The cascade of publications that caused the 23-F, with the first works coming out of the press almost before the echo of the shots of Antonio Tejero in the Congress of Deputies, it has generated a second debate beyond that of the facts themselves. The extensive bibliography of essays, research, memoirs, chronicles, interviews or —directly— conspiracy theories has established that all books are X-rayed with a magnifying glass, registering curious cases.
It happens, for example, with the works of the journalist and writer Jesus Palacios: 23-F: the CESID coup (Planet) and 23-F. The King and his secret (Free books). For a renowned historian with reference works on the coup d’état, these are essential stories to understand how the regressionist operation was conceived. For a professional colleague who is also well versed on the subject, these are nothing more than fanciful and exaggerated narratives that have little to do with the development of that key moment in the history of Spain.
With 23-F it happens as with any historical event: you have to read a lot and very varied to understand what the “Armed Solution” was, to unravel what was the true role played by Juan Carlos I or bury all the inventions that have been created a posteriori. But with this episode, for the shadows that still carry, that task becomes even more fundamental. Here are five essential works to enter the coup d’état of 1981.
1. Anatomy of an instant (Random House Literature), by Javier Cercas
The book about the coup d’état most unanimously celebrated by critics and Spanish society, recognized with the National Narrative Prize in 2010. A true masterpiece of those whose reading is never forgotten. Javier Cercas proposes a hybrid story between the chronicle, the story and the narrative that germinates from a very precise moment: the similar reaction of Adolfo Suárez, General Gutiérrez Mellado and Santiago Carrillo, remaining seated in their seat, before the shots that they flooded Congress.
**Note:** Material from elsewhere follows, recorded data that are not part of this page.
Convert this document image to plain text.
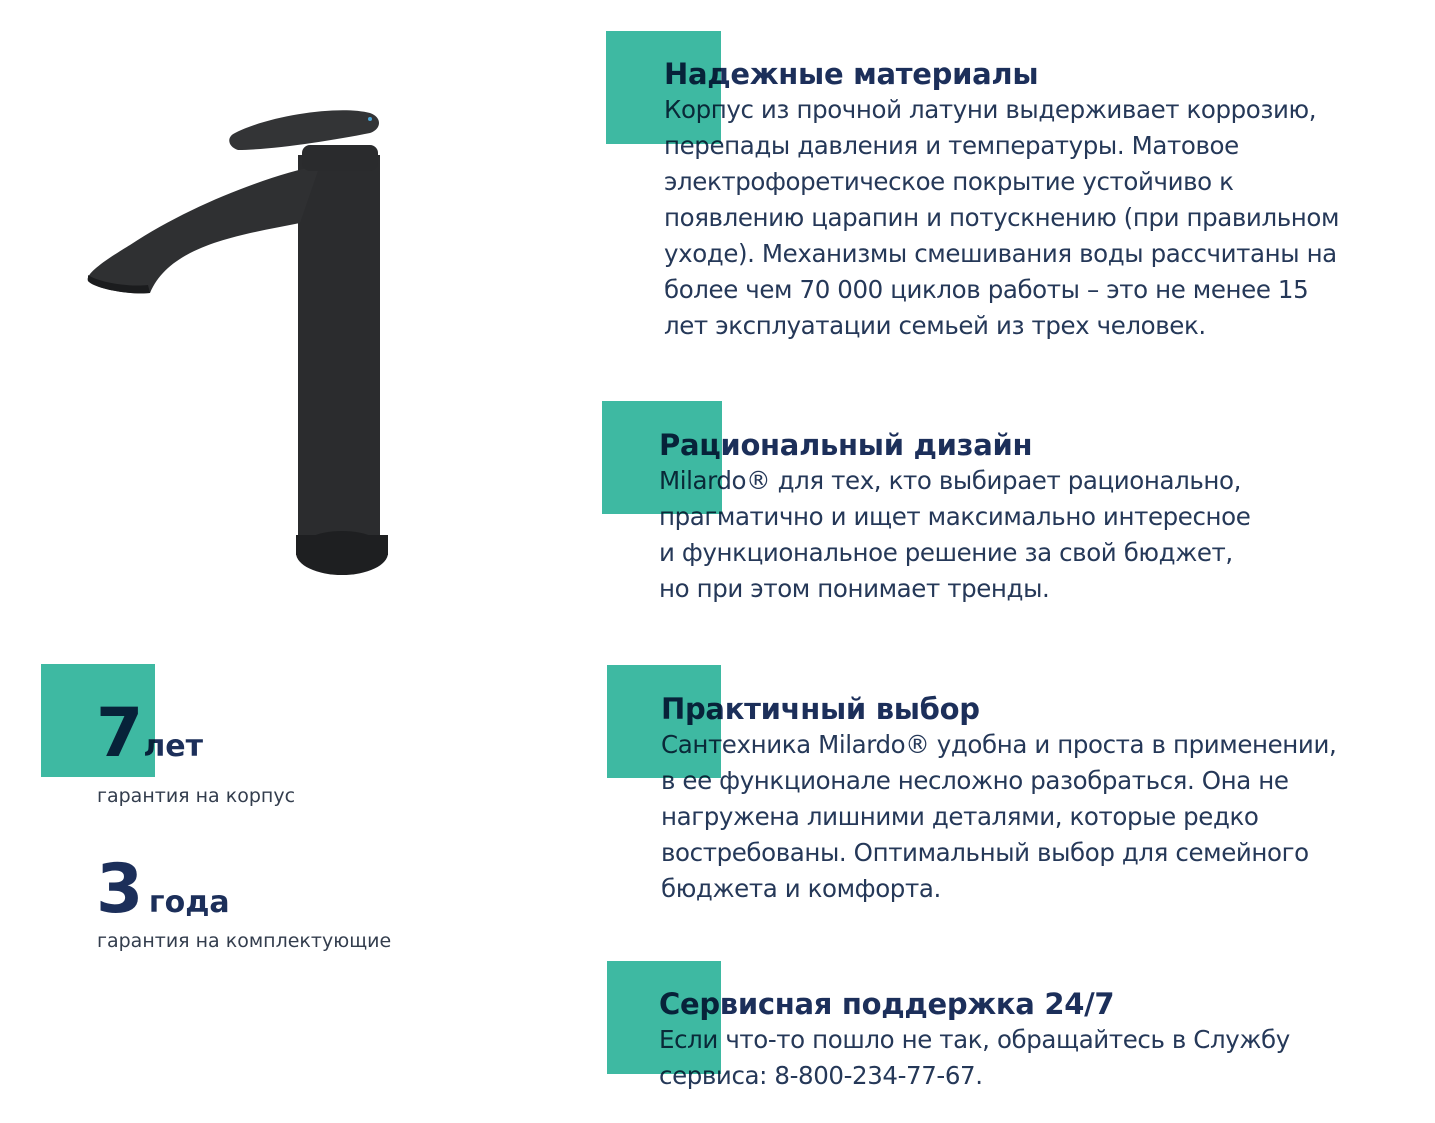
7лет
гарантия на корпус
3 года
гарантия на комплектующие
Надежные материалы
Корпус из прочной латуни выдерживает коррозию,
перепады давления и температуры. Матовое
электрофоретическое покрытие устойчиво к
появлению царапин и потускнению (при правильном
уходе). Механизмы смешивания воды рассчитаны на
более чем 70 000 циклов работы – это не менее 15
лет эксплуатации семьей из трех человек.
Рациональный дизайн
Milardo® для тех, кто выбирает рационально,
прагматично и ищет максимально интересное
и функциональное решение за свой бюджет,
но при этом понимает тренды.
Практичный выбор
Сантехника Milardo® удобна и проста в применении,
в ее функционале несложно разобраться. Она не
нагружена лишними деталями, которые редко
востребованы. Оптимальный выбор для семейного
бюджета и комфорта.
Сервисная поддержка 24/7
Если что-то пошло не так, обращайтесь в Службу
сервиса: 8-800-234-77-67.
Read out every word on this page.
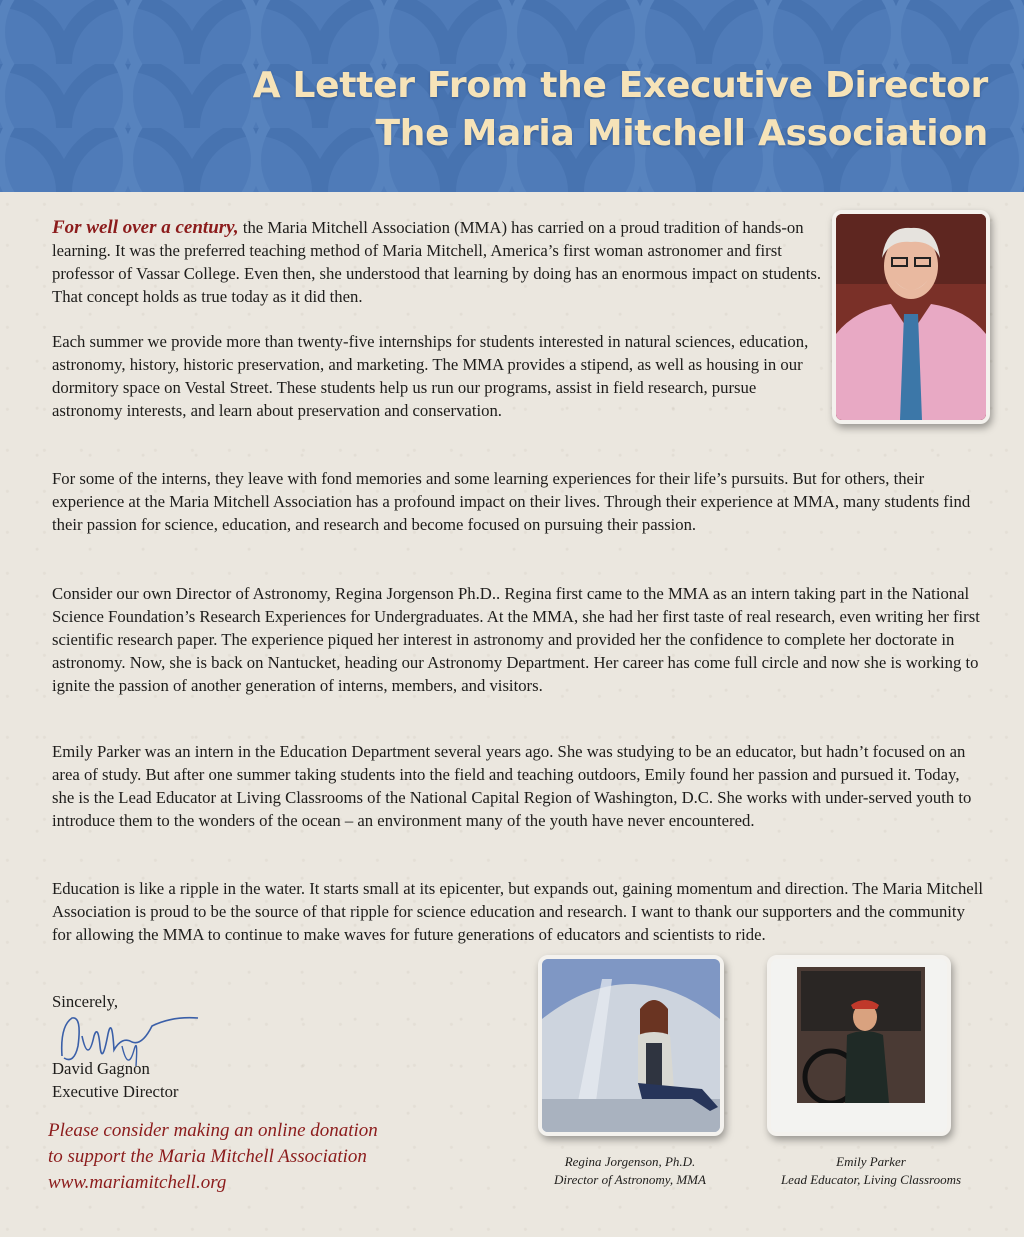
A Letter From the Executive Director
The Maria Mitchell Association

For well over a century, the Maria Mitchell Association (MMA) has carried on a proud tradition of hands-on learning. It was the preferred teaching method of Maria Mitchell, America’s first woman astronomer and first professor of Vassar College. Even then, she understood that learning by doing has an enormous impact on students. That concept holds as true today as it did then.

Each summer we provide more than twenty-five internships for students interested in natural sciences, education, astronomy, history, historic preservation, and marketing. The MMA provides a stipend, as well as housing in our dormitory space on Vestal Street. These students help us run our programs, assist in field research, pursue astronomy interests, and learn about preservation and conservation.
For some of the interns, they leave with fond memories and some learning experiences for their life’s pursuits. But for others, their experience at the Maria Mitchell Association has a profound impact on their lives. Through their experience at MMA, many students find their passion for science, education, and research and become focused on pursuing their passion.
Consider our own Director of Astronomy, Regina Jorgenson Ph.D.. Regina first came to the MMA as an intern taking part in the National Science Foundation’s Research Experiences for Undergraduates. At the MMA, she had her first taste of real research, even writing her first scientific research paper. The experience piqued her interest in astronomy and provided her the confidence to complete her doctorate in astronomy. Now, she is back on Nantucket, heading our Astronomy Department. Her career has come full circle and now she is working to ignite the passion of another generation of interns, members, and visitors.
Emily Parker was an intern in the Education Department several years ago. She was studying to be an educator, but hadn’t focused on an area of study. But after one summer taking students into the field and teaching outdoors, Emily found her passion and pursued it. Today, she is the Lead Educator at Living Classrooms of the National Capital Region of Washington, D.C. She works with under-served youth to introduce them to the wonders of the ocean – an environment many of the youth have never encountered.
Education is like a ripple in the water. It starts small at its epicenter, but expands out, gaining momentum and direction. The Maria Mitchell Association is proud to be the source of that ripple for science education and research. I want to thank our supporters and the community for allowing the MMA to continue to make waves for future generations of educators and scientists to ride.
Sincerely,
David Gagnon
Executive Director
Please consider making an online donation
to support the Maria Mitchell Association
www.mariamitchell.org
Regina Jorgenson, Ph.D.
Director of Astronomy, MMA
Emily Parker
Lead Educator, Living Classrooms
Taking this frozen image as a starting point, the research of a novelist and not a historian is developed. An essential document to understand the psychology of the main protagonists of 23-F.
2. 23-F: coups (Last line), by Roberto Muñoz Bolaños
One of the reference investigations on the subject. The detailed explanation that Muñoz Bolaños, an expert in military history, gives in this book about the events draws from a meticulous work of filing and managing sources, such as the summary or the oral hearing. The official version of the events is contested and it is shown that the coup had its origin in a civic-military operation headed by General Alfonso Armada, and known to Juan Carlos I, the United States and the Vatican, whose objective was to make the military president of the government. A project in which important representatives of the financial and business world participated, aborted by the resignation of Adolfo Suárez and, ultimately, frustrated by the Lieutenant Colonel of the Civil Guard Antonio Tejero.
Originally an acclaimed doctoral thesis, it was published as a book in 2015. New research by the author has hit bookstores recently. In 23-F and the other coups d’état of the Transition (Espasa), Muñoz Bolaños once again puts the magnifying glass on the coup that has passed four decades, but within a broader context: the study of all the involutionary attempts that were registered from Franco’s death until 1986.
3. 23-F: the blow that ended all blows (Taurus), by Juan Francisco Fuentes
A shorter book and framed in a historical hypothesis that goes beyond 23-F itself – that of Armada, Tejero and Milans del Bosch was the coup that put an end to the militarist tradition that dominated Spain since the early nineteenth century – but that reviews with precision and correct questions the events that led to the seizure of Congress, what happened there and its consequences — the strengthening of a faltering democratic system. Fuentes, a biographer of Suárez and who points out that the most difficult thing is to elucidate the behavior of General Armada, adds in his book a suggestive chapter in which he analyzes all the lies and conspiracy theories encouraged around this fact.
4. The labyrinth of 23-F (New Library), by Alfonso Pinilla García
Another polyhedral study on 23-F, in which it is also ruled out that the coup was only led by Franco’s military. Pinilla García, doctor in History from the University of Extremadura and who last year published Rudder stroke. Spain: since the resignation of Suárez to 23-F (Comares), focuses on the critical context Spain was facing at that time – economic crisis, the ETA terrorist attacks and the shaking of the foundations of the incipient democracy, with a weakening of the Adolfo Suárez government – to try to explain the connections between the paths of political and military rebellion and shed light on the darkest recesses of this story.
5. Conversations with Alfonso Armada. 23-F (Minutes), by José Manuel Cuenca Toribio
On rare occasions historians can interview the main characters in their investigations. With 23-F, an event of the first magnitude from the first minute, this has not happened. In many of the chronicles and investigations about the coup, the testimonies of the witnesses and protagonists are listed. The professor of Contemporary History at the University of Córdoba was able to interrogate General Armada over several sessions, unique conversations captured in this essential book to try to unravel the mysteries that are personified in the figure of the military man.